On 3/21/25 1:54 AM, Donald Dutile wrote:
>
>
> On 3/19/25 1:04 PM, Eric Auger wrote:
>>
>>
>>
>> On 3/18/25 10:22 PM, Donald Dutile wrote:
>>>
>>>
>>> On 3/18/25 3:13 PM, Nicolin Chen wrote:
>>>> On Tue, Mar 18, 2025 at 07:31:36PM +0100, Eric Auger wrote:
>>>>> On 3/17/25 9:19 PM, Nicolin Chen wrote:
>>>>>> On Mon, Mar 17, 2025 at 04:24:53PM -0300, Jason Gunthorpe wrote:
>>>>>>> On Mon, Mar 17, 2025 at 12:10:19PM -0700, Nicolin Chen wrote:
>>>>>>>> Another question: how does an emulated device work with a vSMMUv3?
>>>>>>>> I could imagine that all the accel steps would be bypassed since
>>>>>>>> !sdev->idev. Yet, the emulated iotlb should cache its translation
>>>>>>>> so we will need to flush the iotlb, which will increase complexity
>>>>>>>> as the TLBI command dispatching function will need to be aware
>>>>>>>> what
>>>>>>>> ASID is for emulated device and what is for vfio device..

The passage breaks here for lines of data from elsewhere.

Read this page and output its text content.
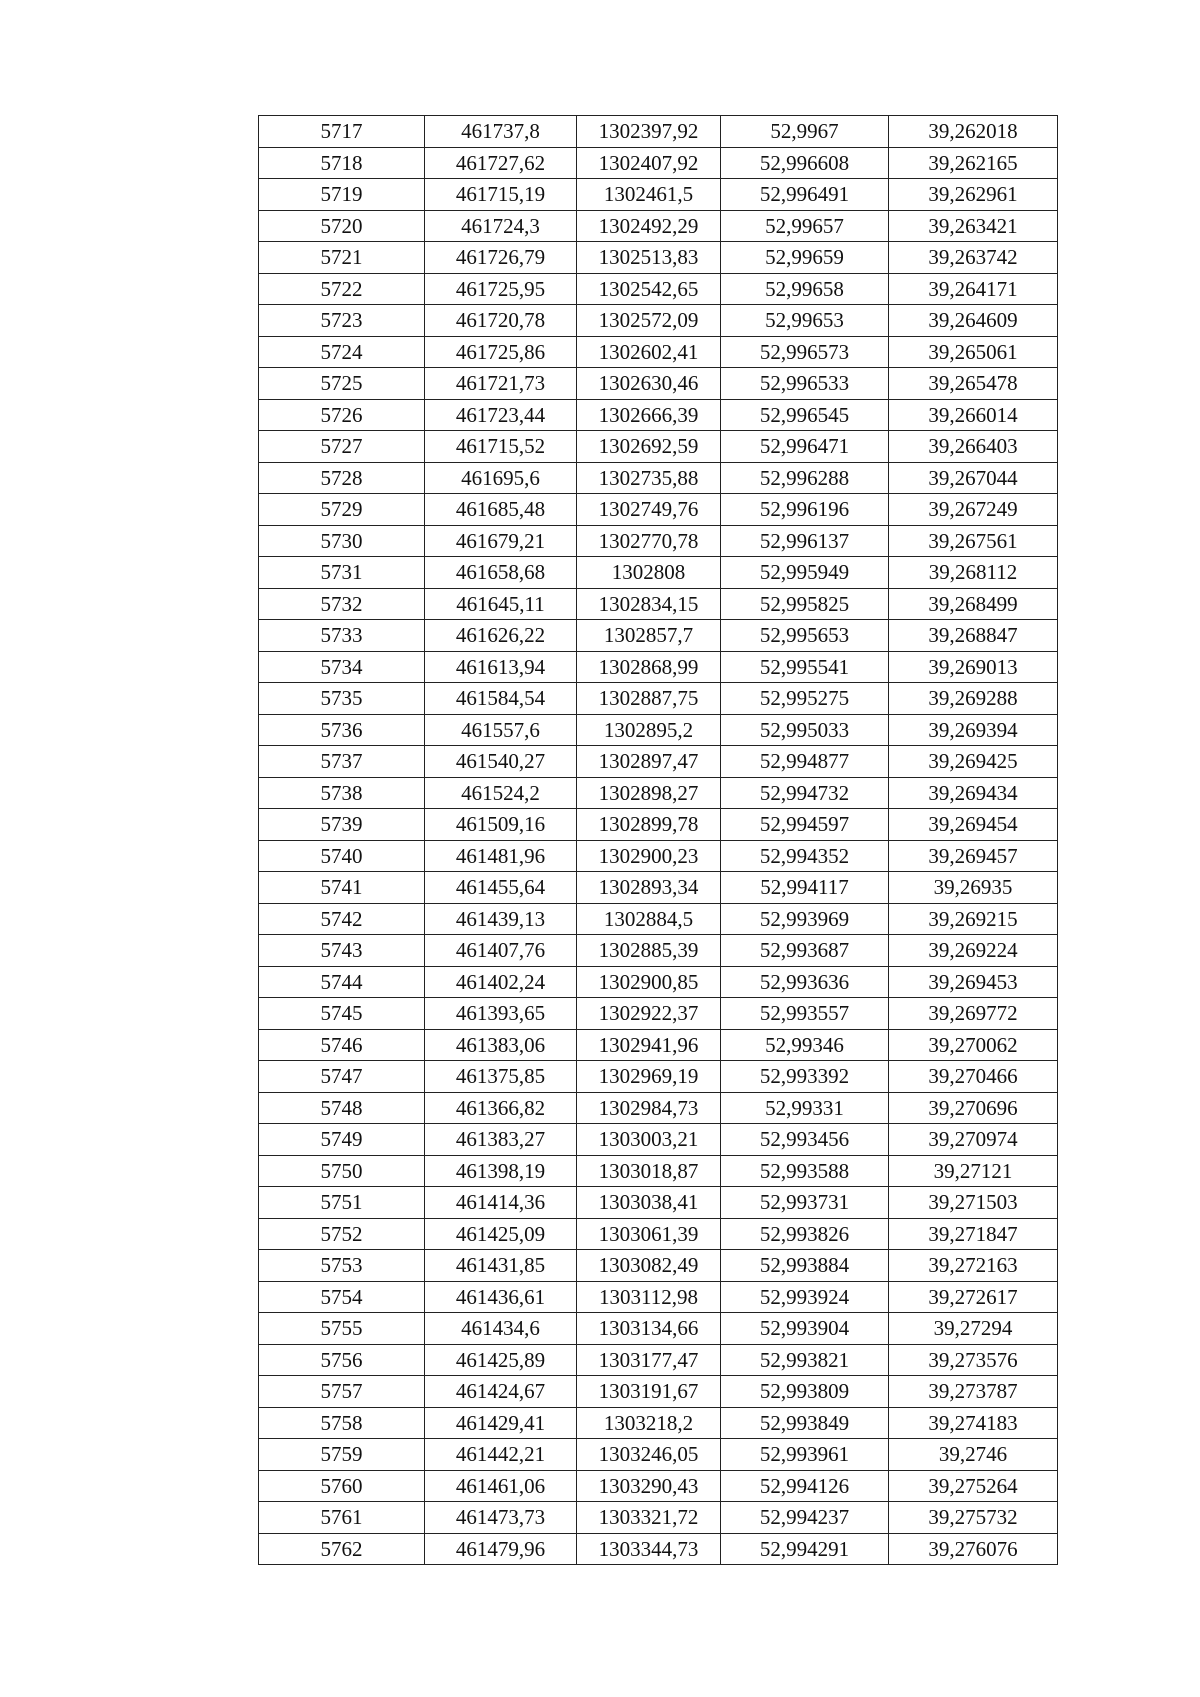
5717	461737,8	1302397,92	52,9967	39,262018
5718	461727,62	1302407,92	52,996608	39,262165
5719	461715,19	1302461,5	52,996491	39,262961
5720	461724,3	1302492,29	52,99657	39,263421
5721	461726,79	1302513,83	52,99659	39,263742
5722	461725,95	1302542,65	52,99658	39,264171
5723	461720,78	1302572,09	52,99653	39,264609
5724	461725,86	1302602,41	52,996573	39,265061
5725	461721,73	1302630,46	52,996533	39,265478
5726	461723,44	1302666,39	52,996545	39,266014
5727	461715,52	1302692,59	52,996471	39,266403
5728	461695,6	1302735,88	52,996288	39,267044
5729	461685,48	1302749,76	52,996196	39,267249
5730	461679,21	1302770,78	52,996137	39,267561
5731	461658,68	1302808	52,995949	39,268112
5732	461645,11	1302834,15	52,995825	39,268499
5733	461626,22	1302857,7	52,995653	39,268847
5734	461613,94	1302868,99	52,995541	39,269013
5735	461584,54	1302887,75	52,995275	39,269288
5736	461557,6	1302895,2	52,995033	39,269394
5737	461540,27	1302897,47	52,994877	39,269425
5738	461524,2	1302898,27	52,994732	39,269434
5739	461509,16	1302899,78	52,994597	39,269454
5740	461481,96	1302900,23	52,994352	39,269457
5741	461455,64	1302893,34	52,994117	39,26935
5742	461439,13	1302884,5	52,993969	39,269215
5743	461407,76	1302885,39	52,993687	39,269224
5744	461402,24	1302900,85	52,993636	39,269453
5745	461393,65	1302922,37	52,993557	39,269772
5746	461383,06	1302941,96	52,99346	39,270062
5747	461375,85	1302969,19	52,993392	39,270466
5748	461366,82	1302984,73	52,99331	39,270696
5749	461383,27	1303003,21	52,993456	39,270974
5750	461398,19	1303018,87	52,993588	39,27121
5751	461414,36	1303038,41	52,993731	39,271503
5752	461425,09	1303061,39	52,993826	39,271847
5753	461431,85	1303082,49	52,993884	39,272163
5754	461436,61	1303112,98	52,993924	39,272617
5755	461434,6	1303134,66	52,993904	39,27294
5756	461425,89	1303177,47	52,993821	39,273576
5757	461424,67	1303191,67	52,993809	39,273787
5758	461429,41	1303218,2	52,993849	39,274183
5759	461442,21	1303246,05	52,993961	39,2746
5760	461461,06	1303290,43	52,994126	39,275264
5761	461473,73	1303321,72	52,994237	39,275732
5762	461479,96	1303344,73	52,994291	39,276076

>>>>>>> I think you should block it. We already expect different vSMMU's
>>>>>>> depending on the physical SMMU under the PCI device, it makes sense
>>>>>>> that a SW VFIO device would have it's own, non-accelerated, vSMMU
>>>>>>> model in the guest.
>>>>>> Yea, I agree and it'd be cleaner for an implementation separating
>>>>>> them.
>>>>>>
>>>>>> In my mind, the general idea of "accel=on" is also to keep things
>>>>>> in a more efficient way: passthrough devices go to HW-accelerated
>>>>>> vSMMUs (separated PCIE buses), while emulated ones go to a vSMMU-
>>>>>> bypassed (PCIE0).
>>>>
>>>>> Originally a specific SMMU device was needed to opt in for MSI
>>>>> reserved
>>>>> region ACPI IORT description which are not needed if you don't
>>>>> rely on
>>>>> S1+S2. However if we don't rely on this trick this was not even
>>>>> needed
>>>>> with legacy integration
>>>>> (https://patchwork.kernel.org/project/qemu-devel/cover/20180921081819.9203-1-eric.au...@redhat.com/).
>>>>>
>>>>>
>>>>>
>>>>> Nevertheless I don't think anything prevents the acceleration granted
>>>>> device from also working with virtio/vhost devices for instance
>>>>> unless
>>>>> you unplug the existing infra. The translation and invalidation just
>>>>> should use different control paths (explicit translation requests,
>>>>> invalidation notifications towards vhost, ...).
>>>>
>>>> smmuv3_translate() is per sdev, so it's easy.
>>>>
>>>> Invalidation is done via commands, which could be tricky:
>>>> a) Broadcast command
>>>> b) ASID validation -- we'll need to keep track of a list of ASIDs
>>>>      for vfio device to compare the ASID in each per-ASID command,
>>>>      potentially by trapping all CFGI_CD(_ALL) commands? Note that
>>>>      each vfio device may have multiple ASIDs (for multiple CDs).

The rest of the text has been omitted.